Hannah menjawab pertama, "Kalau kamu punya sex on the beach, kami akan pesan itu." "Seperti yang kau inginkan, nona," dia tersenyum padanya. Aku harus mengakui mereka semua pria yang menawan. Dia membuat koktail kami dan kemudian memberikan sesuatu yang berbatu kepada para pria. Kami semua bersulang serempak lalu menyesap minuman kami. Aku harus mengakui itu sangat kuat, aku bahkan batuk kecil. Lorenzo mengambil minumanku dan berkata, "Biar aku tambahkan campuran lagi, sepertinya kamu kurang kuat." Aku tersenyum padanya. Dia kembali dan memberikan minumanku kembali padaku. Aku mengambil tegukan lagi dan rasanya lebih baik. "Terima kasih." "Dengan senang hati." Kami menyelesaikan minuman kami dan kemudian pergi berdansa lagi. Lorenzo tidak meninggalkanku. Aku pikir itu agak aneh, tapi oke, mari kita lanjutkan. Kami berdansa empat lagu lagi lalu kembali ke lounge VIP di mana Lorenzo membuatkan kami koktail lagi. Kreasinya. Manis tapi lezat. Kami berbicara dengan para pria dan memberi tahu mereka apa yang kami pelajari. Nikki sedang mencium prianya, aku tidak ingat namanya. Hannah duduk di pangkuan prianya dan aku dan Lorenzo hanya berbicara. Aku mulai merasa aneh, aku bisa mendengar kata-kataku mulai melantur dan kemudian tidak ada apa-apa. Aku pingsan.

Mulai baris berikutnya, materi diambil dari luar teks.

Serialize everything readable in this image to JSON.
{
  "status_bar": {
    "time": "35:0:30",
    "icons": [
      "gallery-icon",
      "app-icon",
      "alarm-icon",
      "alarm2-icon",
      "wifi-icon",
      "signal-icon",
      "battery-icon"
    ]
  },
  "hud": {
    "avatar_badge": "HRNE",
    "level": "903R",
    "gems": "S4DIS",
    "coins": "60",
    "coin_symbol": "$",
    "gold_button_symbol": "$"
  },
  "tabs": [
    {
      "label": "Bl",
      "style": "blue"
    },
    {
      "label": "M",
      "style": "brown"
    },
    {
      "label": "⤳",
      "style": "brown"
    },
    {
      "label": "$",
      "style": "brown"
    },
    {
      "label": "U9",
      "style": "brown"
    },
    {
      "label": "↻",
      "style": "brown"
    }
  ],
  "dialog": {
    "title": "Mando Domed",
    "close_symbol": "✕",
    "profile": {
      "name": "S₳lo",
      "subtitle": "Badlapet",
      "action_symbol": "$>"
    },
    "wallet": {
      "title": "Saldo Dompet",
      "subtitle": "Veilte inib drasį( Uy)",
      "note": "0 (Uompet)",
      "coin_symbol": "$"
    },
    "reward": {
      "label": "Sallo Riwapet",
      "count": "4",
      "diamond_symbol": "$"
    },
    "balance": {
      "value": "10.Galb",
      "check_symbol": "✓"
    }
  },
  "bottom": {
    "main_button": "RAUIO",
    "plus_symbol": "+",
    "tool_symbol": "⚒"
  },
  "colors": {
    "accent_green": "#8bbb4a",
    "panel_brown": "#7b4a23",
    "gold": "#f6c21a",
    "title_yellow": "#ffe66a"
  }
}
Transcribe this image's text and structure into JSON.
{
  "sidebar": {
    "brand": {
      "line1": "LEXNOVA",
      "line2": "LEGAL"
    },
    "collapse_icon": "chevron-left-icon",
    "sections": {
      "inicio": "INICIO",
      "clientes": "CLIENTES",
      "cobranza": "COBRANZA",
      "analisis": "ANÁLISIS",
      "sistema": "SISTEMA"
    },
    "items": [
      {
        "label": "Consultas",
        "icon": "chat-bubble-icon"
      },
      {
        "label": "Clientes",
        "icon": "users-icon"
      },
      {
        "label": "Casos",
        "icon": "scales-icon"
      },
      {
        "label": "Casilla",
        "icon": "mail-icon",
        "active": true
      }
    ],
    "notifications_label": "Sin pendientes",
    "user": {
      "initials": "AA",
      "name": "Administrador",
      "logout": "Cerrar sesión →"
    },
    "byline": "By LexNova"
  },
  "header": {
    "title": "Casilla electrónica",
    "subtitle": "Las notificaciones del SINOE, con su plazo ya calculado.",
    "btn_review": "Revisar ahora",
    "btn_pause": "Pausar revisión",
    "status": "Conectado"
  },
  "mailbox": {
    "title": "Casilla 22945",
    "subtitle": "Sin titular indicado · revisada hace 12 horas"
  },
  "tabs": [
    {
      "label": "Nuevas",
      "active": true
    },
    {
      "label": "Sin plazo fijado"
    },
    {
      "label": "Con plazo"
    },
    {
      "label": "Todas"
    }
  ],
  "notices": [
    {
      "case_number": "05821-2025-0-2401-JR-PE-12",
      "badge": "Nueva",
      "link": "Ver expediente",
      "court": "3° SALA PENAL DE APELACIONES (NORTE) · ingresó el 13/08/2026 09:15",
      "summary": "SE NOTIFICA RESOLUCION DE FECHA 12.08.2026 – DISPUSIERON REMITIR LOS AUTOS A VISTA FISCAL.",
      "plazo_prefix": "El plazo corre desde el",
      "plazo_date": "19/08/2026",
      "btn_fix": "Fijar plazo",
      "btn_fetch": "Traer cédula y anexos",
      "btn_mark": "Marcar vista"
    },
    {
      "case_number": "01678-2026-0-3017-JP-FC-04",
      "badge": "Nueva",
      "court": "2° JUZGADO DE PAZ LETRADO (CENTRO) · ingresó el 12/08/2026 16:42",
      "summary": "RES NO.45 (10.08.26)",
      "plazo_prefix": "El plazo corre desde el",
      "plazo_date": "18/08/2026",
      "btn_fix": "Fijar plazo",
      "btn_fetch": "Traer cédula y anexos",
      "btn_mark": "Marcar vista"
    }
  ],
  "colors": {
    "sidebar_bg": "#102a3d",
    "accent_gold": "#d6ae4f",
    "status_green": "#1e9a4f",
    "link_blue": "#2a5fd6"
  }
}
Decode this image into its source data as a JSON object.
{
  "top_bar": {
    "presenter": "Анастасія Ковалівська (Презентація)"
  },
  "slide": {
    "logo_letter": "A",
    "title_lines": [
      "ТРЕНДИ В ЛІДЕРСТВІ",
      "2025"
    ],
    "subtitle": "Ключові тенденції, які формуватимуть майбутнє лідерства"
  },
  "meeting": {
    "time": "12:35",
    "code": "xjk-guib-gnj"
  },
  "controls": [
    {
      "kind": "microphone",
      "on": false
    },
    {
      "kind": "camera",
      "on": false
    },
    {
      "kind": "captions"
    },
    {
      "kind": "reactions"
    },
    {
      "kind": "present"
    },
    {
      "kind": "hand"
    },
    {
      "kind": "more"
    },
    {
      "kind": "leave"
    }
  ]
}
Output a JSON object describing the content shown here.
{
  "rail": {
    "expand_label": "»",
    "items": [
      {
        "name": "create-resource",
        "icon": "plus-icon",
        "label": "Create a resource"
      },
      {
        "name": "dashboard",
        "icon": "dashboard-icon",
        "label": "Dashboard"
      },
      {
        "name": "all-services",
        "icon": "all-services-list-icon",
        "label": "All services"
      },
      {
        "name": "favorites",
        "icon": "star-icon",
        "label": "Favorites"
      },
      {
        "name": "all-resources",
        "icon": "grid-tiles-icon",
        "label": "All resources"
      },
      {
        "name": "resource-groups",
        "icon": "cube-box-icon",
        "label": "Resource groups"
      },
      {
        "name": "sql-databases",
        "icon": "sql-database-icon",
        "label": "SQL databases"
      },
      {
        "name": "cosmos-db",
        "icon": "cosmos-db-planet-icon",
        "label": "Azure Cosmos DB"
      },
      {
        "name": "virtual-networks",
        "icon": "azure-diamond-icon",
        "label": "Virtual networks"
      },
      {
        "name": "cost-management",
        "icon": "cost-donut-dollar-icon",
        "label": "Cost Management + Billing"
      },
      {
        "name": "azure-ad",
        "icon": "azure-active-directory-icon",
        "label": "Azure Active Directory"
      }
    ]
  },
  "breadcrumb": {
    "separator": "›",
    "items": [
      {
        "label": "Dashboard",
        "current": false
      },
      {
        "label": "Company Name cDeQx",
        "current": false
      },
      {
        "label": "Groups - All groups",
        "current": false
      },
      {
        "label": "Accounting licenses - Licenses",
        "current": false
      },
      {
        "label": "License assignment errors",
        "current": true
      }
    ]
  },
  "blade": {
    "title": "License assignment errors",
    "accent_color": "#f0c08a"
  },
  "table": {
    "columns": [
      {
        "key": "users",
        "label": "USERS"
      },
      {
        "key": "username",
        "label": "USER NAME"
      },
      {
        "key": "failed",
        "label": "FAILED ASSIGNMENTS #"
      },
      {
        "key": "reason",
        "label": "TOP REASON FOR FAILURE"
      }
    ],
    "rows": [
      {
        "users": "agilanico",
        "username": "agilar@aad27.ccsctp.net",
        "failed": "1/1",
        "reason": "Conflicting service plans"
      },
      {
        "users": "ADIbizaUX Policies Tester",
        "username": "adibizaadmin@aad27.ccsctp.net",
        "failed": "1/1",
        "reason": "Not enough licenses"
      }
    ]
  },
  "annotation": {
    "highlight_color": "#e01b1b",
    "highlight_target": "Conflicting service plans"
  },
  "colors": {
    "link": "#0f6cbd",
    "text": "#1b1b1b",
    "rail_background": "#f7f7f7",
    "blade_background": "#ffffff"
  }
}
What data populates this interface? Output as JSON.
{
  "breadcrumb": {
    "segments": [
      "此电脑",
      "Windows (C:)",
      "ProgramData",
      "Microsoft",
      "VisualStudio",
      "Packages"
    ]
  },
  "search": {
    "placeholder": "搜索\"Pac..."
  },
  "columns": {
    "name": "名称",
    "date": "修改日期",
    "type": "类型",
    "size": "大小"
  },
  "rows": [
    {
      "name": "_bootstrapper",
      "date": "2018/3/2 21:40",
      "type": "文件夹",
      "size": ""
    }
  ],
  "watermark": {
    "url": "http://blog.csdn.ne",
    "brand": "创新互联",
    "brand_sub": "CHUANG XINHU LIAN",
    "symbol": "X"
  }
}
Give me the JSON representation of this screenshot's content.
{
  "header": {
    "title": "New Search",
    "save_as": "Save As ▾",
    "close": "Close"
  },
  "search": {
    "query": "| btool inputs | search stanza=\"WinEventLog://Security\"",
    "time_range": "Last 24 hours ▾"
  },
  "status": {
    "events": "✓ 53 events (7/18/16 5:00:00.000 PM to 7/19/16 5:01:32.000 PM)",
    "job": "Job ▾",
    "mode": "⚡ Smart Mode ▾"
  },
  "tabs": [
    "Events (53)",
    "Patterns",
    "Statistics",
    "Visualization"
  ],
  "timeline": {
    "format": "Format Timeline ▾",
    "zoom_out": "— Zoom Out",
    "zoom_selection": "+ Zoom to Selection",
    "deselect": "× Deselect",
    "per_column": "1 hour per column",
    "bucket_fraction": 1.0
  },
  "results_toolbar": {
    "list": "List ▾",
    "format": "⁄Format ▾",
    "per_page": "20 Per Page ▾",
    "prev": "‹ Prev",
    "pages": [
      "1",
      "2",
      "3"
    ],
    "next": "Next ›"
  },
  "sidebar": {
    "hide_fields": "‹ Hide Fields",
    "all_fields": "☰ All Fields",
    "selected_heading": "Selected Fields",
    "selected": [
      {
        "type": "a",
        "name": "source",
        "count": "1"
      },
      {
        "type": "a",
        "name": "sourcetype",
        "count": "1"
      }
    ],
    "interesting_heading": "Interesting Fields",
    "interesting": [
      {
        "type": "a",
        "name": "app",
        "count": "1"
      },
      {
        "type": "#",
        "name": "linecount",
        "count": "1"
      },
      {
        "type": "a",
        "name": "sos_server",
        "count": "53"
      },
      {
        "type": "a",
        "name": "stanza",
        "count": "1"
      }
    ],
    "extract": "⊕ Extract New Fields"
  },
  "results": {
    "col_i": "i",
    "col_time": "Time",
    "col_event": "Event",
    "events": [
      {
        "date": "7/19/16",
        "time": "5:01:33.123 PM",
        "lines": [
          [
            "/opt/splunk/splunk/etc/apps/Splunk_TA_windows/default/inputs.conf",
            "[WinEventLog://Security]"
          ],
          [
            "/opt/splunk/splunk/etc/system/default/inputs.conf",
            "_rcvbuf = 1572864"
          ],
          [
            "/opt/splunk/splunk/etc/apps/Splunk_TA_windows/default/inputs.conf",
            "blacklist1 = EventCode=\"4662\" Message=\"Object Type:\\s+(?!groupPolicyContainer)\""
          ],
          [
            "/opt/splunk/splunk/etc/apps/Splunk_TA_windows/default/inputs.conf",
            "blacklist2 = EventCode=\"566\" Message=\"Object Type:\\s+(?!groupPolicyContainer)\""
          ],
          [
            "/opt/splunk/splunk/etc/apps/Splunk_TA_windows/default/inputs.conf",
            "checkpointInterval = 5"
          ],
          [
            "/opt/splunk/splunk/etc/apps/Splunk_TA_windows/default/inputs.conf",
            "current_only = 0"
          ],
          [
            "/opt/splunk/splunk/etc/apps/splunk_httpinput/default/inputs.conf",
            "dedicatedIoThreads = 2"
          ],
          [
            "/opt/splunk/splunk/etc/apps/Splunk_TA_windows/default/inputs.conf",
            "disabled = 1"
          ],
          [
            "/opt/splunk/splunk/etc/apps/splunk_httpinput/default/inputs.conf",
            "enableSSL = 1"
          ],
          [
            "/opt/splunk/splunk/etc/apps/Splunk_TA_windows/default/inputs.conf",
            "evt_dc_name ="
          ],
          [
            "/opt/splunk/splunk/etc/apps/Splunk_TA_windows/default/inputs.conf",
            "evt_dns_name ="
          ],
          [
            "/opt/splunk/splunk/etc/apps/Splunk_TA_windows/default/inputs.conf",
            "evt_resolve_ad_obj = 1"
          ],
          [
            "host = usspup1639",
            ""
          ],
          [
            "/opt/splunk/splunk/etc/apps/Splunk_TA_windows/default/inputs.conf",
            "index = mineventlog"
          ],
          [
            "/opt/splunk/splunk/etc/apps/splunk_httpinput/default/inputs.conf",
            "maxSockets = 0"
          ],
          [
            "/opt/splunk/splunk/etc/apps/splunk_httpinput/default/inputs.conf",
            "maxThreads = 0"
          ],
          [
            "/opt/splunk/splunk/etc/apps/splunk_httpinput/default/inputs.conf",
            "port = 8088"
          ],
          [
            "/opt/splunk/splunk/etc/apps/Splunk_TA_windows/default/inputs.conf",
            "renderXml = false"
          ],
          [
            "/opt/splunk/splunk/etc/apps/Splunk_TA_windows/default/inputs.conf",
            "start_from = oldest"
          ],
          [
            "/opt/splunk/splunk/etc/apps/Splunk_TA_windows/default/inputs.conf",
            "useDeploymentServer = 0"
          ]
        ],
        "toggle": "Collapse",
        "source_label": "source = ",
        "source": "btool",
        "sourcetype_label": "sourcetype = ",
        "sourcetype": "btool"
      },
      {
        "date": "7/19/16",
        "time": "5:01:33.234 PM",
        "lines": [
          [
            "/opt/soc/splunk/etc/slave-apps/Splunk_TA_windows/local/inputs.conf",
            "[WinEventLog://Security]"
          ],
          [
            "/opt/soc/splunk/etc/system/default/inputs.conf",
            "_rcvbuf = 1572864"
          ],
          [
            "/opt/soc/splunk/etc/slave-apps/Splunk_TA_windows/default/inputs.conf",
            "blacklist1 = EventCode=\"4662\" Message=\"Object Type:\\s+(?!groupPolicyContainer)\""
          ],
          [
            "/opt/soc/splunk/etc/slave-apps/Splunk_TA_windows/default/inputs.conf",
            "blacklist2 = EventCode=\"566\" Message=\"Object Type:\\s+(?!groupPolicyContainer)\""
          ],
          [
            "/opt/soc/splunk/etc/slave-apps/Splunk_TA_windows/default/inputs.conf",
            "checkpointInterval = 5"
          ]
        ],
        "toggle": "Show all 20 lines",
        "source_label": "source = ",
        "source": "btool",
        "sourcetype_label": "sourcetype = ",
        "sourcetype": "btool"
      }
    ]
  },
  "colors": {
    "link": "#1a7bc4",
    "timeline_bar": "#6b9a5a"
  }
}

Nikki, Hannah, dan aku terbangun di belakang sebuah van. Tangan terikat dan mulut ditutup dengan lakban, kami semua mulai panik. Aku bisa melihat di mata Nikki dan Hannah mereka hampir menangis. Air mata jatuh di pipiku sejak aku membuka mata dan menyadari apa yang terjadi. Kami dibius dan diculik, semua skenario terburuk melintas di pikiranku sehingga aku mulai menangis sejak tadi. Nikki dan Hannah mencoba berbicara tapi aku menggelengkan kepala pada mereka. Kami perlu menjaga kekuatan kami dan tidak mencoba apa-apa sampai saat yang tepat.